HHS squandered $106.7 billion on improper payments in 2019
The agency has identified only 13.2% of those funds as available for recovery.
The Golden Horseshoe is a weekly designation from Just the News intended to highlight egregious examples of wasteful taxpayer spending by the government. The award is named for the horseshoe-shaped toilet seats for military airplanes that cost the Pentagon a whopping $640 each back in the 1980s.
This week, our award goes to the Department of Health and Human Services (HHS) for spending $106.7 billion on improper payments during 2019.
Improper payments are defined under federal law as "payments made by the government to the wrong person, in the wrong amount, or for the wrong reason."
Health and Human Services is the massive government agency that is responsible for, among other things, the administration of the Medicaid and Medicare healthcare programs. Incidentally, those programs are where the vast majority of agency waste occurs.
According to a new report from Open the Books, improper payments from the Medicaid and Medicare programs have increased significantly in the past decade, in part due to the implementation of the Affordable Care Act — also called Obamacare. In 2011, when the act was signed into law, Congress declared it would help pay for the expensive plan by rooting out waste, fraud and corrupt spending within the Medicare and Medicaid sections of the agency.
Health and Human Services is the leading source of improper payments in the entire U.S. government, dwarfing by a magnitude of multiples the second-worst offender, which in 2019 was the Department of Treasury.

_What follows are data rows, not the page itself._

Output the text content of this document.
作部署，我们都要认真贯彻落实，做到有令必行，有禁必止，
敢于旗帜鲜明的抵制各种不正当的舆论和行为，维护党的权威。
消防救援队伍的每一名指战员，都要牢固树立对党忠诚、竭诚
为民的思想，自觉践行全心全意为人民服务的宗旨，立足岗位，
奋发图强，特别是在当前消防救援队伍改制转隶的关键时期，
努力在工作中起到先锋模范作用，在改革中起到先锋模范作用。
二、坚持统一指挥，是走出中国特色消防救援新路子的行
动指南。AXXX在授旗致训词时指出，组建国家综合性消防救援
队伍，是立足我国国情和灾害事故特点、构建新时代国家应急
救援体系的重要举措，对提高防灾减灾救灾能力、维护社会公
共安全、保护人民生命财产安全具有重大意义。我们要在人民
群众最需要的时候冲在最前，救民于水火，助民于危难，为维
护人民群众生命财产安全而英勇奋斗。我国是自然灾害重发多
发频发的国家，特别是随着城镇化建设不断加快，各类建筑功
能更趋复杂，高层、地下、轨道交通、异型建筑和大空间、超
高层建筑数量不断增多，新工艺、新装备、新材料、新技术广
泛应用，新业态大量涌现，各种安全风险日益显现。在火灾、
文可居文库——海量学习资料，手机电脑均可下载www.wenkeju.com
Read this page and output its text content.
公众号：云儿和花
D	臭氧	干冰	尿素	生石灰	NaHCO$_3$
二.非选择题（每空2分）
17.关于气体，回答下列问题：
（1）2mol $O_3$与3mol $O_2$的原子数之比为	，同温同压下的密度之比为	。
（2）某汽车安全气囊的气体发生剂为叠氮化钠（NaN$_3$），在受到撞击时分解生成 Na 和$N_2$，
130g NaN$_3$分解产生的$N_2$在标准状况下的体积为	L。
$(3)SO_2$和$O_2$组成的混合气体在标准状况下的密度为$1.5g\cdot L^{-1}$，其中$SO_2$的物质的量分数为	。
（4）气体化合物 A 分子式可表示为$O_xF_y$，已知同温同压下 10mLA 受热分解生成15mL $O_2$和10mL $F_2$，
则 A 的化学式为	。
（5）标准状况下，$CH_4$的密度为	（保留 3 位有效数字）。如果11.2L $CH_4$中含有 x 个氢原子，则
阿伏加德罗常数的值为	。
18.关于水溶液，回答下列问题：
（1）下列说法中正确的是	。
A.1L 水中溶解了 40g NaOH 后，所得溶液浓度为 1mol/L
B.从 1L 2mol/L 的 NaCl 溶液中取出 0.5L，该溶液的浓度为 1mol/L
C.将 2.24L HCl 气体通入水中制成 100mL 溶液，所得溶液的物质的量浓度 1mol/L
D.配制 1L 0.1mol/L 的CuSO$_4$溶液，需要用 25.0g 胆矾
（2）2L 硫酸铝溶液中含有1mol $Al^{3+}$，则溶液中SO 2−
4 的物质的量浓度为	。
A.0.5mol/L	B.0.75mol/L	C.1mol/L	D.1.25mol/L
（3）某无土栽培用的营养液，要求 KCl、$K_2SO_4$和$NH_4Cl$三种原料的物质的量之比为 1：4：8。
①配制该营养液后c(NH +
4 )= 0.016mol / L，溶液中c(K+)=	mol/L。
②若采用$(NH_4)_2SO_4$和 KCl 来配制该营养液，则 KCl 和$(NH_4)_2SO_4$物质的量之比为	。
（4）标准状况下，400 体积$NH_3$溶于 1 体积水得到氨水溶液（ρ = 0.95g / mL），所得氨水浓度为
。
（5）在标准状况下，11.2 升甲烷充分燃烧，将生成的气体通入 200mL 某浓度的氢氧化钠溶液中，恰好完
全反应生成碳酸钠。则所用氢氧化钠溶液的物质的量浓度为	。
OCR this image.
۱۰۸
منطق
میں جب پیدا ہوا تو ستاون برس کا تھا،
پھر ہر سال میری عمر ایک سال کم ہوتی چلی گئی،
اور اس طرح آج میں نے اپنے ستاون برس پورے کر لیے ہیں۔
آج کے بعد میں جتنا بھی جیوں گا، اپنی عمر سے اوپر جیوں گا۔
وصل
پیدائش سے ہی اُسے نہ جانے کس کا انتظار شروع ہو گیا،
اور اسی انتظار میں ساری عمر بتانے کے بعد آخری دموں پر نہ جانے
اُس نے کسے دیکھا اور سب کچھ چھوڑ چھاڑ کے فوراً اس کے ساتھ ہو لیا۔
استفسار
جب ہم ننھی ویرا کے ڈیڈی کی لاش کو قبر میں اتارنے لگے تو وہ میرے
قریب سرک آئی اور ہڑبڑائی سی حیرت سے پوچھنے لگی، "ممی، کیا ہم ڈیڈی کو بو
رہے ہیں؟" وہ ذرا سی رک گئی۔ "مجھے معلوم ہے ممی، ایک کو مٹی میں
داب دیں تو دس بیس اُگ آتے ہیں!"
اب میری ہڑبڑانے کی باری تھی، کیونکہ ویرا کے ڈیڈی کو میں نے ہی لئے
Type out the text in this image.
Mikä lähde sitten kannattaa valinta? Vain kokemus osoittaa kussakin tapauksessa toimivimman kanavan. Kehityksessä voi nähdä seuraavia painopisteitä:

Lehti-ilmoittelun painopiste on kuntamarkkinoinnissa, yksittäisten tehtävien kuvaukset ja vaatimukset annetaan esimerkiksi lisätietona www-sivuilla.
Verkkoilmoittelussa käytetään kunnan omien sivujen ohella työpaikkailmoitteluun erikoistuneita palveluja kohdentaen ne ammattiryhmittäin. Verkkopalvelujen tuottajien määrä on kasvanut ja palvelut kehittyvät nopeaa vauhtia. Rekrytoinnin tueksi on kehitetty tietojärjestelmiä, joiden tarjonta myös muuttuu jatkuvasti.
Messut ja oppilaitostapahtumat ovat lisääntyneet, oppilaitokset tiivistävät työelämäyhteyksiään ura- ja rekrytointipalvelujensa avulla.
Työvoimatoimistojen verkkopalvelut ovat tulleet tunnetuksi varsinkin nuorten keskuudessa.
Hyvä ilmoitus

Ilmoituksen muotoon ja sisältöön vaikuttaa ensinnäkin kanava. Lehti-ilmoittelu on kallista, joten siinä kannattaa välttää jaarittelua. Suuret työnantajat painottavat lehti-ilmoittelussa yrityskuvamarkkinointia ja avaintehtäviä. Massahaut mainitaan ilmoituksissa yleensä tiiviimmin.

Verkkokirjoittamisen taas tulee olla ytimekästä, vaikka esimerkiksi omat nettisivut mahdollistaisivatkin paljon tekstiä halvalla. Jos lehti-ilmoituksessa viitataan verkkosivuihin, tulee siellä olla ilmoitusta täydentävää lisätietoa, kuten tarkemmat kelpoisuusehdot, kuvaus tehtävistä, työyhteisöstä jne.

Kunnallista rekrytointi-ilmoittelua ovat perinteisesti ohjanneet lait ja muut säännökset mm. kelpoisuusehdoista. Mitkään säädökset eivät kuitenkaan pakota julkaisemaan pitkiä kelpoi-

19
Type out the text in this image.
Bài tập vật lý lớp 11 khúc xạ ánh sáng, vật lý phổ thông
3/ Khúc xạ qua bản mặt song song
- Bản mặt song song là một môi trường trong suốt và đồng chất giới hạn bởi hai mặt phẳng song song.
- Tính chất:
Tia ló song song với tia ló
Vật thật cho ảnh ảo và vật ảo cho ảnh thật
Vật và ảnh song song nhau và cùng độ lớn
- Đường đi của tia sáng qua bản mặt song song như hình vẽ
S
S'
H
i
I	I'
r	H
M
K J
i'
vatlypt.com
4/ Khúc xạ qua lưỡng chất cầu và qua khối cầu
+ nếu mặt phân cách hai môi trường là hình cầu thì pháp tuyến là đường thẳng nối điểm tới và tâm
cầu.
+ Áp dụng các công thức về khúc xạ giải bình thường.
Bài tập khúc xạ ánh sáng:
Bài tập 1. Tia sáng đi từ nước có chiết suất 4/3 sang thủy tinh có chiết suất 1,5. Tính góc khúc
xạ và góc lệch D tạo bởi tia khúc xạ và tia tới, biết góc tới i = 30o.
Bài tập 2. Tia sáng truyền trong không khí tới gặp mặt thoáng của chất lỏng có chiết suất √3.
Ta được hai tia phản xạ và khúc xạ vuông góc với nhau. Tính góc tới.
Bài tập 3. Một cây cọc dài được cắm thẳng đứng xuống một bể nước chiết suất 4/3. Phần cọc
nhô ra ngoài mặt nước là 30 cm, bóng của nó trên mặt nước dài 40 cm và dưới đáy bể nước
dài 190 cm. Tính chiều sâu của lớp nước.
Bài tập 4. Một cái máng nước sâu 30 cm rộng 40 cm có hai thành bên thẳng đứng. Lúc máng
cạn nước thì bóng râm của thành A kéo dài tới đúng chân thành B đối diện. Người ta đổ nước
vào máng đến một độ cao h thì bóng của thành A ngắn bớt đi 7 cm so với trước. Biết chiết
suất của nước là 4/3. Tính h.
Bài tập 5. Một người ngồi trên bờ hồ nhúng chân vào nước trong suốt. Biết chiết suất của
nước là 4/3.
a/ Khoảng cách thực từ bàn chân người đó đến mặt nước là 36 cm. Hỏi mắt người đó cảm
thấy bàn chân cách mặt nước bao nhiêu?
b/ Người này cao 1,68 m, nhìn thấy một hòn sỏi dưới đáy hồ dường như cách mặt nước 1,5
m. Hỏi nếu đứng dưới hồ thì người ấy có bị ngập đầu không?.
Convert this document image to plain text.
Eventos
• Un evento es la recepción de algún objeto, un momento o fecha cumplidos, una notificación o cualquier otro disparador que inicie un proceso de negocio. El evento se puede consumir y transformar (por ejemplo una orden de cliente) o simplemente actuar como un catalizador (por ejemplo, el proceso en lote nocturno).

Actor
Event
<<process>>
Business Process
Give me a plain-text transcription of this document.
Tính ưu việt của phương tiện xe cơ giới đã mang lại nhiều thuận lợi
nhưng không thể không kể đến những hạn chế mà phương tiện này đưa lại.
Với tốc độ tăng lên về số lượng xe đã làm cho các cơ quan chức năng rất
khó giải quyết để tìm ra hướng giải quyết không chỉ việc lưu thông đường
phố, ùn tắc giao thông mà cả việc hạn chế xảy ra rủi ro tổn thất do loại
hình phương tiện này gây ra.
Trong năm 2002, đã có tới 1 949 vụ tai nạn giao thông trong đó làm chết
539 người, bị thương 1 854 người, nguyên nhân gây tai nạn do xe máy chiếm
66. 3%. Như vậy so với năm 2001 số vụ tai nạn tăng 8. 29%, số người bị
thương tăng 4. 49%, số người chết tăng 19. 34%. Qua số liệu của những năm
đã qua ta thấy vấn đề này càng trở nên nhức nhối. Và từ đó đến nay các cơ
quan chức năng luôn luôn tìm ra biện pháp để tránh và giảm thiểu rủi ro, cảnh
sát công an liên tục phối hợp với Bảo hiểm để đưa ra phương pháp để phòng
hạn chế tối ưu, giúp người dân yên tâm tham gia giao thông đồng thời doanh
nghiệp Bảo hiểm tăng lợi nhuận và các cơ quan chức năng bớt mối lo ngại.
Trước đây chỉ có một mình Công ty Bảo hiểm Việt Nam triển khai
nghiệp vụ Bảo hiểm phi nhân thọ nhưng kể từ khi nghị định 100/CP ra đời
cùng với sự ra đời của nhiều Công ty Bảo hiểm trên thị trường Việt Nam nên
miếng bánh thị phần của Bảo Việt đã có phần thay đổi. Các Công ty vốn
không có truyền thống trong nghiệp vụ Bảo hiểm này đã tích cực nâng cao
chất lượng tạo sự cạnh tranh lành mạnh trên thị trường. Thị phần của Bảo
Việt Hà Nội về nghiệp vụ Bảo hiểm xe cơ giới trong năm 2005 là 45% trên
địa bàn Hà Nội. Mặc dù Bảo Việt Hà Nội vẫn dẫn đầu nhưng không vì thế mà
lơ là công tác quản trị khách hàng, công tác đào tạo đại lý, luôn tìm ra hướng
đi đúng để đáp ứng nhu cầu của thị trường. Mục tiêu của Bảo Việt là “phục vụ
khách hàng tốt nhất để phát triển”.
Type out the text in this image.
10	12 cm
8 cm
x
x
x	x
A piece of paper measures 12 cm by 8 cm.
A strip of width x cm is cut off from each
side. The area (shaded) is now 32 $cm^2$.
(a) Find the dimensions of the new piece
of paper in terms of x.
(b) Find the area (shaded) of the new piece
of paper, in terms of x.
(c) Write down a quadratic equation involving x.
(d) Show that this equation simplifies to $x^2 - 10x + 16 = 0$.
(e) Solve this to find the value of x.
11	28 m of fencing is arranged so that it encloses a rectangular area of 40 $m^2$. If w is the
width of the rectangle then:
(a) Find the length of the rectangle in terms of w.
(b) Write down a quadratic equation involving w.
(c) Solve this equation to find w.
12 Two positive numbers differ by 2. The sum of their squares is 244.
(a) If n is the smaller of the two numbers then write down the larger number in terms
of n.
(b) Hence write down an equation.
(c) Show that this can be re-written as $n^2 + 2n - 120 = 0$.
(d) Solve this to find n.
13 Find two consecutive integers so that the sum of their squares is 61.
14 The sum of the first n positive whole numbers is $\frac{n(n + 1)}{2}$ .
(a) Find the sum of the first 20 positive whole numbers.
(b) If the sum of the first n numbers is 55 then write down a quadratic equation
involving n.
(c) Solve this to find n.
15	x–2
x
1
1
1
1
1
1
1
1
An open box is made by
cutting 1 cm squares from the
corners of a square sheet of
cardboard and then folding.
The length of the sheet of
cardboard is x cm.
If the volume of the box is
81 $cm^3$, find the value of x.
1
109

The offices of Medicare and Medicaid (in addition to the Earned Income Tax Credit) are responsible for, according to the report, more than two thirds of the improper payments that occur within the government every year. The Centers for Medicare and Medicaid Services is often found to have doled out government benefits and payments to Americans who are long dead or not who they say they are.
Once the taxpayer money is mistakenly spent, it is very hard for the government to claw it back. Of the $106.7 billion HHS squandered on improper payments in fiscal year 2019, it has been able to identify for recovery only $14.1 billion, or about 13.2% of the total. Of that $14.1 billion, the department has been able to "recapture" about $12.1 billion.
Both Presidents Barack Obama and Donald Trump emphasized the importance of preventing improper payments from occurring with such frequency in the core programs of the federal government. Obama went so far as to sign an executive order to eliminate them in 2009, prior to Obamacare's passage. President Trump specifically noted the issue in the budget he sent to Congress for FY 2021.